Frequency analysis

A typical distribution of letters in English language text. Weak ciphers do not sufficiently mask the distribution, and this might be exploited by a cryptanalyst to read the message.

In cryptanalysis, frequency analysis (also known as counting letters) is the study of the frequency of letters or groups of letters in a ciphertext. The method is used as an aid to breaking classical ciphers.

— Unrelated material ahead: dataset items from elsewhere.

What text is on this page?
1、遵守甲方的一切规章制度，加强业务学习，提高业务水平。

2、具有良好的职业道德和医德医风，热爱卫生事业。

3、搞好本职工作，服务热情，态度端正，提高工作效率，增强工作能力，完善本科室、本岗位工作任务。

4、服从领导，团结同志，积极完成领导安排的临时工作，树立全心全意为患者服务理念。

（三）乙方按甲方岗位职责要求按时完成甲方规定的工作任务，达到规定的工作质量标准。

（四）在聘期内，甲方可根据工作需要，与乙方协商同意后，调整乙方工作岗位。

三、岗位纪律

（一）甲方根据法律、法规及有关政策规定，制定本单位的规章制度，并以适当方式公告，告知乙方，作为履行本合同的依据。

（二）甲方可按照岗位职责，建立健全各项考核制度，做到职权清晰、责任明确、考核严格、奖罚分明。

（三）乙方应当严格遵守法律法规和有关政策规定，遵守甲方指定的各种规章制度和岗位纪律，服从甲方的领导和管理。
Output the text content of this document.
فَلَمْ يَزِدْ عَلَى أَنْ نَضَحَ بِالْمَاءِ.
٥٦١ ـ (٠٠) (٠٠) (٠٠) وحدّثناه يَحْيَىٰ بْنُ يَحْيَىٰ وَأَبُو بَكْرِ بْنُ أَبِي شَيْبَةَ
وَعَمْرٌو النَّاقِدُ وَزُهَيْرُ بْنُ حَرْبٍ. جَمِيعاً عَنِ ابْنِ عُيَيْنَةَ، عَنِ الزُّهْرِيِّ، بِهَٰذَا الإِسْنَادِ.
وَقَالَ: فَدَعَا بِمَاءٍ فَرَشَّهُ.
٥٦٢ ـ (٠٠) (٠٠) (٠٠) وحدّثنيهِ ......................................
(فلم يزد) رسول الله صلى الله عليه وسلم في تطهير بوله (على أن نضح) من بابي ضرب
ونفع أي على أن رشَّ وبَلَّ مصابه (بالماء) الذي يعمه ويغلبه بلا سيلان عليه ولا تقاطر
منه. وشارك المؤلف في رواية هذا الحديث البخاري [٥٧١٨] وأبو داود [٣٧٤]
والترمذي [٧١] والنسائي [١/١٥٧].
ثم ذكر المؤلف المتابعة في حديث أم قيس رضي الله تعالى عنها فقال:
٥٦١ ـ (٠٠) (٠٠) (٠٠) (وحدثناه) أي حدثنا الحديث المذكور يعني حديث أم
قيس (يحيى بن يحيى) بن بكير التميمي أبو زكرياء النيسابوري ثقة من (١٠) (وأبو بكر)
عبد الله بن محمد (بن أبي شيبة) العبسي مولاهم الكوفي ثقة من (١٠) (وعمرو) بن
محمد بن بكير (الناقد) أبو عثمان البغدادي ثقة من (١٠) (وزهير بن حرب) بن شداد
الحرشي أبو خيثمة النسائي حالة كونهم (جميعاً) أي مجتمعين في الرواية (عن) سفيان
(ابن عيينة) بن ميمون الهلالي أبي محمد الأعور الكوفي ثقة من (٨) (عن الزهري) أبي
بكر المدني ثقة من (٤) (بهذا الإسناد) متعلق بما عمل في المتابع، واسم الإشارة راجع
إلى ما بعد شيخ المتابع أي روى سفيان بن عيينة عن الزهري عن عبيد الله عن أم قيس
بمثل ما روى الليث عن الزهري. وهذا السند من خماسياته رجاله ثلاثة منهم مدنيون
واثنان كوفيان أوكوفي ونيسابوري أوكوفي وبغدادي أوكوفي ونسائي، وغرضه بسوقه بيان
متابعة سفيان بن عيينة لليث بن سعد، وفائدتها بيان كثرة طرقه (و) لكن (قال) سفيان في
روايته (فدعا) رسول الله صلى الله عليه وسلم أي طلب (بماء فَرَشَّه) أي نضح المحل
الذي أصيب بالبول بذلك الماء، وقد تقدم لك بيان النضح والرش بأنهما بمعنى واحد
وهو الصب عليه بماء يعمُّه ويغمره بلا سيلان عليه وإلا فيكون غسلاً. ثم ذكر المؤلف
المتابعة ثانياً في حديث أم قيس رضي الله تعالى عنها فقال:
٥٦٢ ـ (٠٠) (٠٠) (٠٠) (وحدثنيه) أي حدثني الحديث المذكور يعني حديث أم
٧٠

Frequency analysis is based on the fact that, in any given stretch of written language, certain letters and combinations of letters occur with varying frequencies. Moreover, there is a characteristic distribution of letters that is roughly the same for almost all samples of that language. For instance, given a section of English language, E, T, A and O are the most common, while Z, Q, X and J are rare. Likewise, TH, ER, ON, and AN are the most common pairs of letters (termed bigrams or digraphs), and SS, EE, TT, and FF are the most common repeats.[1] The nonsense phrase "ETAOIN SHRDLU" represents the 12 most frequent letters in typical English language text.

In some ciphers, such properties of the natural language plaintext are preserved in the ciphertext, and these patterns have the potential to be exploited in a ciphertext-only attack.

  1. ^ Singh, Simon. "The Black Chamber: Hints and Tips". Retrieved 26 October 2010.